What will our amateur service be like in 25 years? A. Circa 2005, a prominent
amateur radio community organizer reported at a hamfest forum of hearing a supposedly credible prediction that our amateur
service would be gone within 5 years. That prediction didn’t come true. The W3BE
crystal ball, moreover, predicts that it will still be around in the year 2037… but probably in a form considerably
different from that during its first century of existence. It also predicted the Baltimore Ravens would win Superbowl
XLV.
The
current political climate seems to be that the need for professional communicators using our spectrum transcends the need
for bone fide amateur operators. The professional communicators have been given access and, in some instances, even have priority over our amateur service communications. Having now grown legs and jumped over the no-pecuniary-interest barrier, we can
expect this movement to further expand in the near term; probably engulfing the hobby and overwhelming its freewheeling experimental
aspects well before 2037.
Our amateur service community organizers are shunning the traditional motivation of providing a radiocommunication
service for the purpose of self-training, intercommunication and technical investigations carried out by amateurs, that is,
duly authorized persons interested in radio technique solely with a personal aim and without pecuniary
interest.
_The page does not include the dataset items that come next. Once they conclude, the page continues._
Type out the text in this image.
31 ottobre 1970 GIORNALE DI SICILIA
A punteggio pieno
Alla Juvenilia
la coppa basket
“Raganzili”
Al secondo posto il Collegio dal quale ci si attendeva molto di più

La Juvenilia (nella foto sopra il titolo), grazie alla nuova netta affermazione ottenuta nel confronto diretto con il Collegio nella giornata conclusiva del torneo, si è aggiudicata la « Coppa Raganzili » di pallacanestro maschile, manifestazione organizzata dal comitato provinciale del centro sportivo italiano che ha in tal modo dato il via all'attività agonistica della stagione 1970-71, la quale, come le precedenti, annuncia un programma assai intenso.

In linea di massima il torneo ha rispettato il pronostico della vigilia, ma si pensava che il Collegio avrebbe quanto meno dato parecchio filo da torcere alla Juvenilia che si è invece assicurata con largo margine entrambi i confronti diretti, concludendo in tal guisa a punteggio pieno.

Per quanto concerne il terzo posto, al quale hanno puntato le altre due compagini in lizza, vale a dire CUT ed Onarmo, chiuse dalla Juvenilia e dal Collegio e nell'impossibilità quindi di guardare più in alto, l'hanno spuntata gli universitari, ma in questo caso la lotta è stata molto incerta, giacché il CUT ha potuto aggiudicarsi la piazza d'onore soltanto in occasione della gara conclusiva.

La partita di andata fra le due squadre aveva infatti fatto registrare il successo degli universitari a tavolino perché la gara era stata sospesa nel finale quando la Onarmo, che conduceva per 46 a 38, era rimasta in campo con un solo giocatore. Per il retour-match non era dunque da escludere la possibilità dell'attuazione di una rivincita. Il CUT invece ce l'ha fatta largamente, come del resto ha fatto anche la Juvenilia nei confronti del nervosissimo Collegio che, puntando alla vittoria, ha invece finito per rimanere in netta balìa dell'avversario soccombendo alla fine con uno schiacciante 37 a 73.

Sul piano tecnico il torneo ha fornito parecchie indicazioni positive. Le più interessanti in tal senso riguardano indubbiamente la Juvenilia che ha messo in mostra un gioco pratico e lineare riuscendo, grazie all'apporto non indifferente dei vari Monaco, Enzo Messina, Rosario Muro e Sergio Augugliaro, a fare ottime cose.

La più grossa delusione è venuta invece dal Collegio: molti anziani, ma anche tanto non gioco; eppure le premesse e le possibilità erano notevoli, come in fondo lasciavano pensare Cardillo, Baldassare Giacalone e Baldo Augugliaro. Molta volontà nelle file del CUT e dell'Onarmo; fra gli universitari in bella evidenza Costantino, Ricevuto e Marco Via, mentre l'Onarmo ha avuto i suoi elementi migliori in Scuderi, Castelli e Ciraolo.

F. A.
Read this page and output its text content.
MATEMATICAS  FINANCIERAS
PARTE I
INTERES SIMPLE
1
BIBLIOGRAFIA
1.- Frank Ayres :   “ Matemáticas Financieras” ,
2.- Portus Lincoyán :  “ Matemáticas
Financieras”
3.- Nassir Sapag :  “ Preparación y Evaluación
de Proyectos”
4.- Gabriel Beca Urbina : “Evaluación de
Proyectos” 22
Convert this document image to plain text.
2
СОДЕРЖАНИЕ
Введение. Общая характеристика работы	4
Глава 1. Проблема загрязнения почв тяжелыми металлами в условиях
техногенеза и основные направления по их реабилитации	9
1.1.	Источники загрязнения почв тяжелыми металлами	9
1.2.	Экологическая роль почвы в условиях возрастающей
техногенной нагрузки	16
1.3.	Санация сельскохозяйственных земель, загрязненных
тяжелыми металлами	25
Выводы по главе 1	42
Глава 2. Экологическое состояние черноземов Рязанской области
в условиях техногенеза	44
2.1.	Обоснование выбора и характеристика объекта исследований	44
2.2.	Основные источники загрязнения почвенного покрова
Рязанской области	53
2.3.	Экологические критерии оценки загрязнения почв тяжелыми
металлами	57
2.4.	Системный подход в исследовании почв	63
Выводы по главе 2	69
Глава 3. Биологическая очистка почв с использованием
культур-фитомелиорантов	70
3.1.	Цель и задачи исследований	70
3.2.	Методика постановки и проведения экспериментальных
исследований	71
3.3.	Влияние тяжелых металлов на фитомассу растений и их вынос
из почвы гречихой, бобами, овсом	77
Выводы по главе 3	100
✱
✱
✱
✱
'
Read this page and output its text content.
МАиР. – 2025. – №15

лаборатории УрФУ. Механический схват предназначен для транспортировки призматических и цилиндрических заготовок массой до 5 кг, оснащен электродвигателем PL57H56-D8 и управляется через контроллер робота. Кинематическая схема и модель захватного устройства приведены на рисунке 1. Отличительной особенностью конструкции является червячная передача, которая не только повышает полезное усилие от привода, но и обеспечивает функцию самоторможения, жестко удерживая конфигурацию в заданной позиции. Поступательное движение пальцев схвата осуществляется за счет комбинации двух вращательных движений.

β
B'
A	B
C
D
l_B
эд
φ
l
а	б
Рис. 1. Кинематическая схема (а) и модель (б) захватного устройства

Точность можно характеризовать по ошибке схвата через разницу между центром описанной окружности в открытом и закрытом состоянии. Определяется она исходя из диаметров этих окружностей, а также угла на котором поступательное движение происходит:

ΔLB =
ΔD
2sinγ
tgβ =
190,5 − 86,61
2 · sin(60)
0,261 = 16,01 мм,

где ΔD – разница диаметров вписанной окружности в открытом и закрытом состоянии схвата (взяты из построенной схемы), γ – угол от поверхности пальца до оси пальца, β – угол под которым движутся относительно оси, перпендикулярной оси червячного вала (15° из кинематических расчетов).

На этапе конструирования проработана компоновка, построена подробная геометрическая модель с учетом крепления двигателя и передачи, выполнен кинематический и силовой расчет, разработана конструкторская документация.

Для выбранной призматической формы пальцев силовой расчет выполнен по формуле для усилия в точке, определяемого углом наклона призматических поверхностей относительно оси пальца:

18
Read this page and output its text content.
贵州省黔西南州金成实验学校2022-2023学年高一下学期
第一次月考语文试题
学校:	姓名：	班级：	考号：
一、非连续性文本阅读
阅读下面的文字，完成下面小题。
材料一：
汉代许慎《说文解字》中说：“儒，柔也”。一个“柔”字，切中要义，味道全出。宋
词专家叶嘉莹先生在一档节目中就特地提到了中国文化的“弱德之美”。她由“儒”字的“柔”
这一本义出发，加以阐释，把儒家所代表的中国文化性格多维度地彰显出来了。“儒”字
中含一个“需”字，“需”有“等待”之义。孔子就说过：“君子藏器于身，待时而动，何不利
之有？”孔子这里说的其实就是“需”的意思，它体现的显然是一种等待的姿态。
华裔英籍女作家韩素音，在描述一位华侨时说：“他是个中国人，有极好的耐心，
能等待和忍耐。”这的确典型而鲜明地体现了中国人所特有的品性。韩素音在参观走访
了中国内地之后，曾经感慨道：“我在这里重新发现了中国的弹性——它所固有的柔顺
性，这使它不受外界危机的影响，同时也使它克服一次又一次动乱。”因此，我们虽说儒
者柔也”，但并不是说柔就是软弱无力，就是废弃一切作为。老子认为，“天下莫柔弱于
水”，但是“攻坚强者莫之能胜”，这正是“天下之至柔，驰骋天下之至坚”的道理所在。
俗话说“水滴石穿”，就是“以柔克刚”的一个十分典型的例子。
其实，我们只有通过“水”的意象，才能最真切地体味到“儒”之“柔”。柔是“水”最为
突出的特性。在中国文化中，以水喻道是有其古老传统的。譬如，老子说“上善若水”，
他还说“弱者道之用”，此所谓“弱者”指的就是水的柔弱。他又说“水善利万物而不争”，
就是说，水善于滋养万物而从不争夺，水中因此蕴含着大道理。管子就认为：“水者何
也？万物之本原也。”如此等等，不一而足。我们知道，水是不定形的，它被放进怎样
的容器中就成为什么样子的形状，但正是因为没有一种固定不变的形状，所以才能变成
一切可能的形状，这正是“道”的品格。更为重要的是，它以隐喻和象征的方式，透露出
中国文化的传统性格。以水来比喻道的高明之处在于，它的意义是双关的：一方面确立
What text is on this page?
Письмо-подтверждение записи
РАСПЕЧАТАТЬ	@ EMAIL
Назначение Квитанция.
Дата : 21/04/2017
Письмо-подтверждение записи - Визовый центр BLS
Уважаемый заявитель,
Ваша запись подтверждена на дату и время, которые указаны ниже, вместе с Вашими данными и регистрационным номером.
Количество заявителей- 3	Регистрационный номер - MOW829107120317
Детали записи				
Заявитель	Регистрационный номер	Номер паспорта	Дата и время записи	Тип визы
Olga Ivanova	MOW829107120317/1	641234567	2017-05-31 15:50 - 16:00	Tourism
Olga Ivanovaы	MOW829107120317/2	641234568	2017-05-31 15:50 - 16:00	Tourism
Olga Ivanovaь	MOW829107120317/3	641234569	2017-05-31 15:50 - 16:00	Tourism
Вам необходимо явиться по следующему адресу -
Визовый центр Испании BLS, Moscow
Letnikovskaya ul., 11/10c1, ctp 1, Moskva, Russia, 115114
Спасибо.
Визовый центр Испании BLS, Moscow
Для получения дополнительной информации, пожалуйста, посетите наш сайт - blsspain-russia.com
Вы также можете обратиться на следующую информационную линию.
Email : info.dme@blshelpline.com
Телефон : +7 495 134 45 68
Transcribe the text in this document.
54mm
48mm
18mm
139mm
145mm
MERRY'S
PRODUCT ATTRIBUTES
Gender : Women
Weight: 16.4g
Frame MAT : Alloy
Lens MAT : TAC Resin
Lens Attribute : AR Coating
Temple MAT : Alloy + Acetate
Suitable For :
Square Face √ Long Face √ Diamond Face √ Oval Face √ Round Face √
They have embarked on an aggressive expansion of the ULS data base license grant listings.
Our National Conference of Volunteer-Examiner Coordinators has petitioned the FCC to make our Amateur Radio Service accessible
to as many citizens as possible (RM-10870). This petition came from those who
we must rely upon to maintain our question pools and coordinate our VEs’ license examination sessions. Qualifying for an FCC license grant
reportedly has been lowered to an unimpressive $20, 10-hour study effort.
The prototype that our amateur
service best seems to be destined to emulate in places where it is regulated by the FCC is the Part 95 Citizens Band Radio Service. A half-century ago, it existed as it was intended to function:
a private, two-way, short-distance voice communications service for personal or business activities of the general
public. Upon growing to over ½ million licensees, however, it rapidly took off, attaining some 35
million users and becoming a disorderly, often X-rated speaking, too-difficult-to-regulate crowd. Licensing
and other efforts to maintain its usefulness to the general public had to be curtailed.